Finding the optimal design of a passive microfluidic mixer

Abstract

The ability to thoroughly mix two fluids is a fundamental need in microfluidics. While a variety of different microfluidic mixers have been designed by researchers, it remains unknown which (if any) of these mixers are optimal (that is, which designs provide the most thorough mixing with the smallest possible fluidic resistance across the mixer). In this work, we automatically designed and rationally optimized a microfluidic mixer. We accomplished this by first generating a library of thousands of different randomly designed mixers, then using the non-dominated sorting genetic algorithm II (NSGA-II) to optimize the random chips in order to achieve Pareto efficiency.

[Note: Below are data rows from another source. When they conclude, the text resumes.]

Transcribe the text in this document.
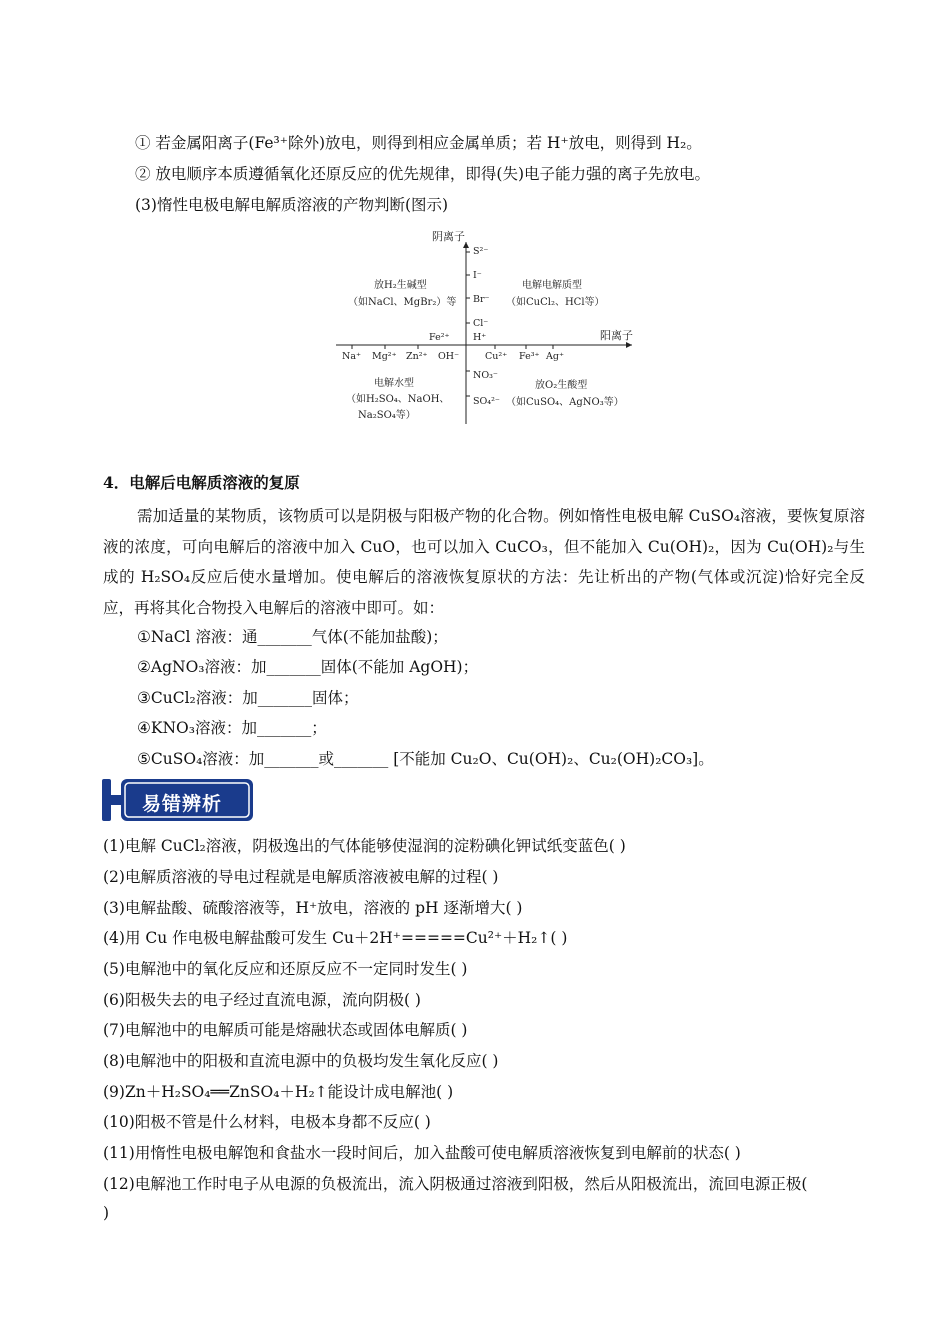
① 若金属阳离子(Fe³⁺除外)放电，则得到相应金属单质；若 H⁺放电，则得到 H₂。
② 放电顺序本质遵循氧化还原反应的优先规律，即得(失)电子能力强的离子先放电。
(3)惰性电极电解电解质溶液的产物判断(图示)
阴离子
阳离子
S²⁻
I⁻
Br⁻
Cl⁻
H⁺
Fe²⁺
NO₃⁻
SO₄²⁻
Na⁺ Mg²⁺ Zn²⁺ OH⁻	Cu²⁺ Fe³⁺ Ag⁺
放H₂生碱型
（如NaCl、MgBr₂）等
电解电解质型
（如CuCl₂、HCl等）
电解水型
（如H₂SO₄、NaOH、
Na₂SO₄等）
放O₂生酸型
（如CuSO₄、AgNO₃等）
4．电解后电解质溶液的复原
需加适量的某物质，该物质可以是阴极与阳极产物的化合物。例如惰性电极电解 CuSO₄溶液，要恢复原溶液的浓度，可向电解后的溶液中加入 CuO，也可以加入 CuCO₃，但不能加入 Cu(OH)₂，因为 Cu(OH)₂与生成的 H₂SO₄反应后使水量增加。使电解后的溶液恢复原状的方法：先让析出的产物(气体或沉淀)恰好完全反应，再将其化合物投入电解后的溶液中即可。如：
①NaCl 溶液：通_______气体(不能加盐酸)；
②AgNO₃溶液：加_______固体(不能加 AgOH)；
③CuCl₂溶液：加_______固体；
④KNO₃溶液：加_______；
⑤CuSO₄溶液：加_______或_______ [不能加 Cu₂O、Cu(OH)₂、Cu₂(OH)₂CO₃]。
易错辨析
(1)电解 CuCl₂溶液，阴极逸出的气体能够使湿润的淀粉碘化钾试纸变蓝色( )
(2)电解质溶液的导电过程就是电解质溶液被电解的过程( )
(3)电解盐酸、硫酸溶液等，H⁺放电，溶液的 pH 逐渐增大( )
(4)用 Cu 作电极电解盐酸可发生 Cu＋2H⁺=====Cu²⁺＋H₂↑( )
(5)电解池中的氧化反应和还原反应不一定同时发生( )
(6)阳极失去的电子经过直流电源，流向阴极( )
(7)电解池中的电解质可能是熔融状态或固体电解质( )
(8)电解池中的阳极和直流电源中的负极均发生氧化反应( )
(9)Zn＋H₂SO₄══ZnSO₄＋H₂↑能设计成电解池( )
(10)阳极不管是什么材料，电极本身都不反应( )
(11)用惰性电极电解饱和食盐水一段时间后，加入盐酸可使电解质溶液恢复到电解前的状态( )
(12)电解池工作时电子从电源的负极流出，流入阴极通过溶液到阳极，然后从阳极流出，流回电源正极(
)
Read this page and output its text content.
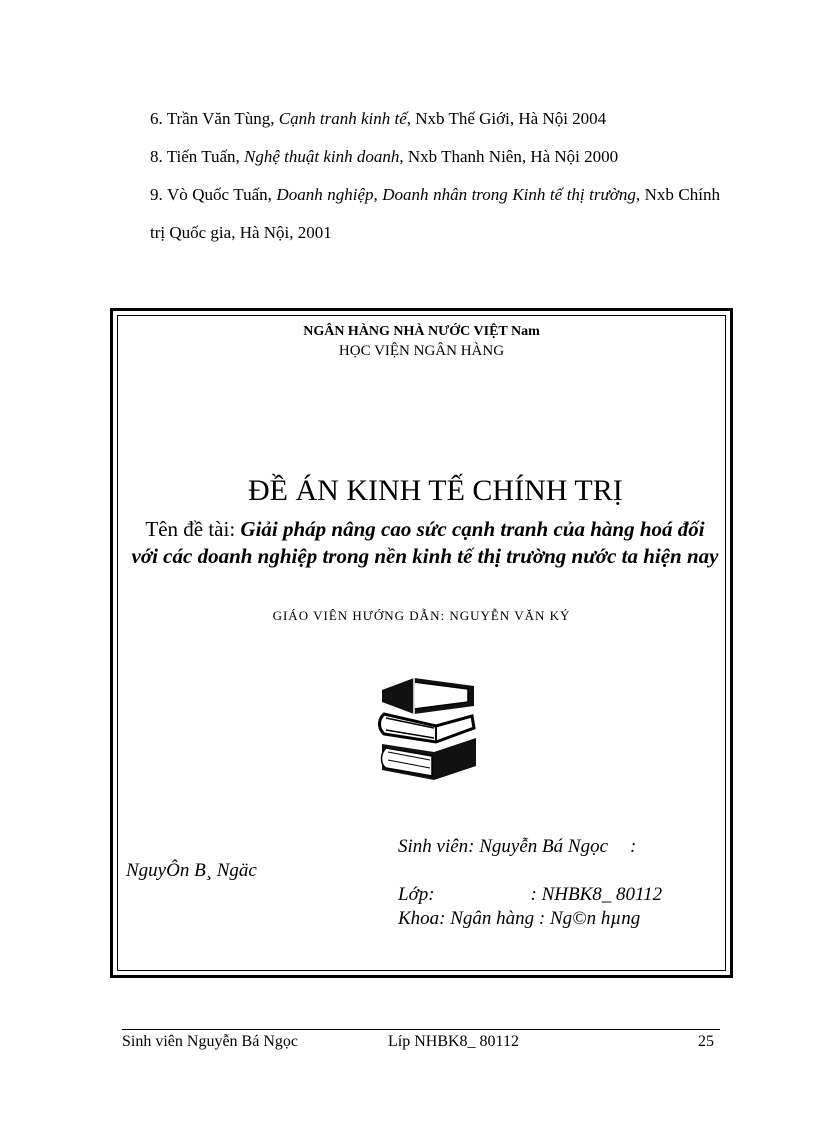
6. Trần Văn Tùng, Cạnh tranh kinh tế, Nxb Thế Giới, Hà Nội 2004

8. Tiến Tuấn, Nghệ thuật kinh doanh, Nxb Thanh Niên, Hà Nội 2000

9. Vò Quốc Tuấn, Doanh nghiệp, Doanh nhân trong Kinh tế thị trường, Nxb Chính trị Quốc gia, Hà Nội, 2001

NGÂN HÀNG NHÀ NƯỚC VIỆT Nam
HỌC VIỆN NGÂN HÀNG
ĐỀ ÁN KINH TẾ CHÍNH TRỊ
Tên đề tài: Giải pháp nâng cao sức cạnh tranh của hàng hoá đối với các doanh nghiệp trong nền kinh tế thị trường nước ta hiện nay
GIÁO VIÊN HƯỚNG DẪN: NGUYỄN VĂN KÝ
Sinh viên: Nguyễn Bá Ngọc :
NguyÔn B¸ Ngäc
Lớp:	: NHBK8_ 80112
Khoa: Ngân hàng : Ng©n hµng
Sinh viên Nguyễn Bá Ngọc	Líp NHBK8_ 80112	25
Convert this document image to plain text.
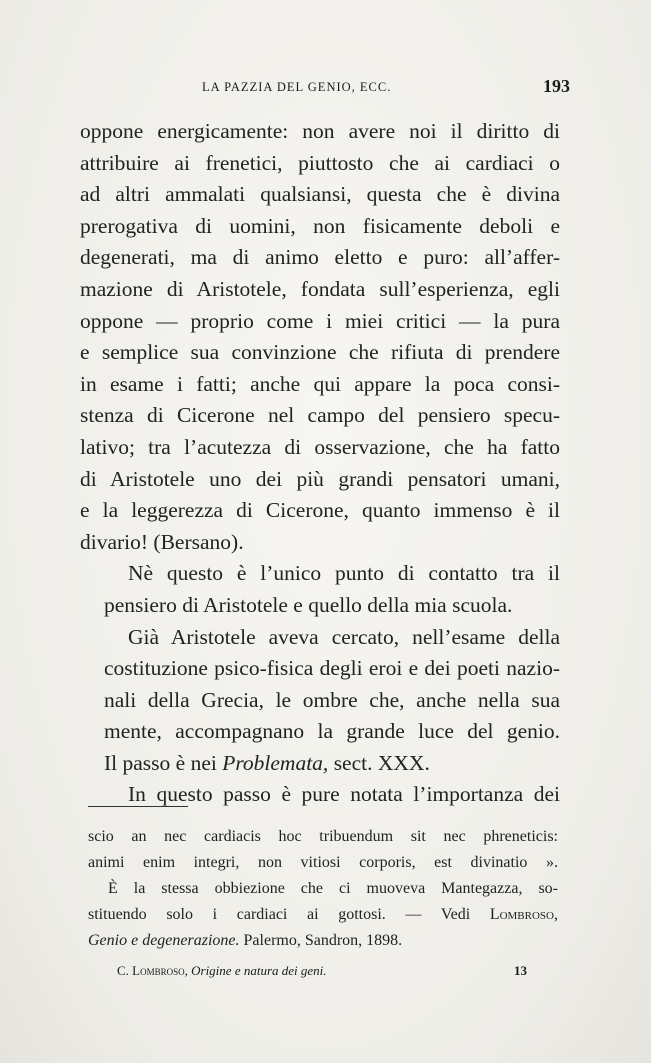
LA PAZZIA DEL GENIO, ECC.	193

oppone energicamente: non avere noi il diritto di
attribuire ai frenetici, piuttosto che ai cardiaci o
ad altri ammalati qualsiansi, questa che è divina
prerogativa di uomini, non fisicamente deboli e
degenerati, ma di animo eletto e puro: all’affer-
mazione di Aristotele, fondata sull’esperienza, egli
oppone — proprio come i miei critici — la pura
e semplice sua convinzione che rifiuta di prendere
in esame i fatti; anche qui appare la poca consi-
stenza di Cicerone nel campo del pensiero specu-
lativo; tra l’acutezza di osservazione, che ha fatto
di Aristotele uno dei più grandi pensatori umani,
e la leggerezza di Cicerone, quanto immenso è il
divario! (Bersano).

Nè questo è l’unico punto di contatto tra il
pensiero di Aristotele e quello della mia scuola.

Già Aristotele aveva cercato, nell’esame della
costituzione psico-fisica degli eroi e dei poeti nazio-
nali della Grecia, le ombre che, anche nella sua
mente, accompagnano la grande luce del genio.
Il passo è nei Problemata, sect. XXX.

In questo passo è pure notata l’importanza dei

scio an nec cardiacis hoc tribuendum sit nec phreneticis:
animi enim integri, non vitiosi corporis, est divinatio ».
È la stessa obbiezione che ci muoveva Mantegazza, so-
stituendo solo i cardiaci ai gottosi. — Vedi Lombroso,
Genio e degenerazione. Palermo, Sandron, 1898.
C. Lombroso, Origine e natura dei geni.	13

Pareto efficiency is a state of allocation of resources (e.g. driving force) from which it is impossible to reallocate so as to make any one individual criterion better off (e.g. pressure drop) without making at least one individual criterion (e.g. mixing performance) worse off. After 200 generations of evolution, Pareto efficiency was achieved and the Pareto-optimal front was found. We examined designs at the Pareto-optimal front and found several design criteria that enhance the mixing performance of a mixer while minimizing its fluidic resistance; these observations provide new criteria on how to design optimal microfluidic mixers. Additionally, we compared the designs from NSGA-II with some popular microfluidic mixer designs from the literature and found that designs from NSGA-II have lower fluidic resistance with similar mixing performance. As a proof of concept, we fabricated three mixer designs from 200 generations of evolution and one conventional popular mixer design and tested the performance of these four mixers. Using this approach, an optimal design of a passive microfluidic mixer is found and the criteria of designing a passive microfluidic mixer are established.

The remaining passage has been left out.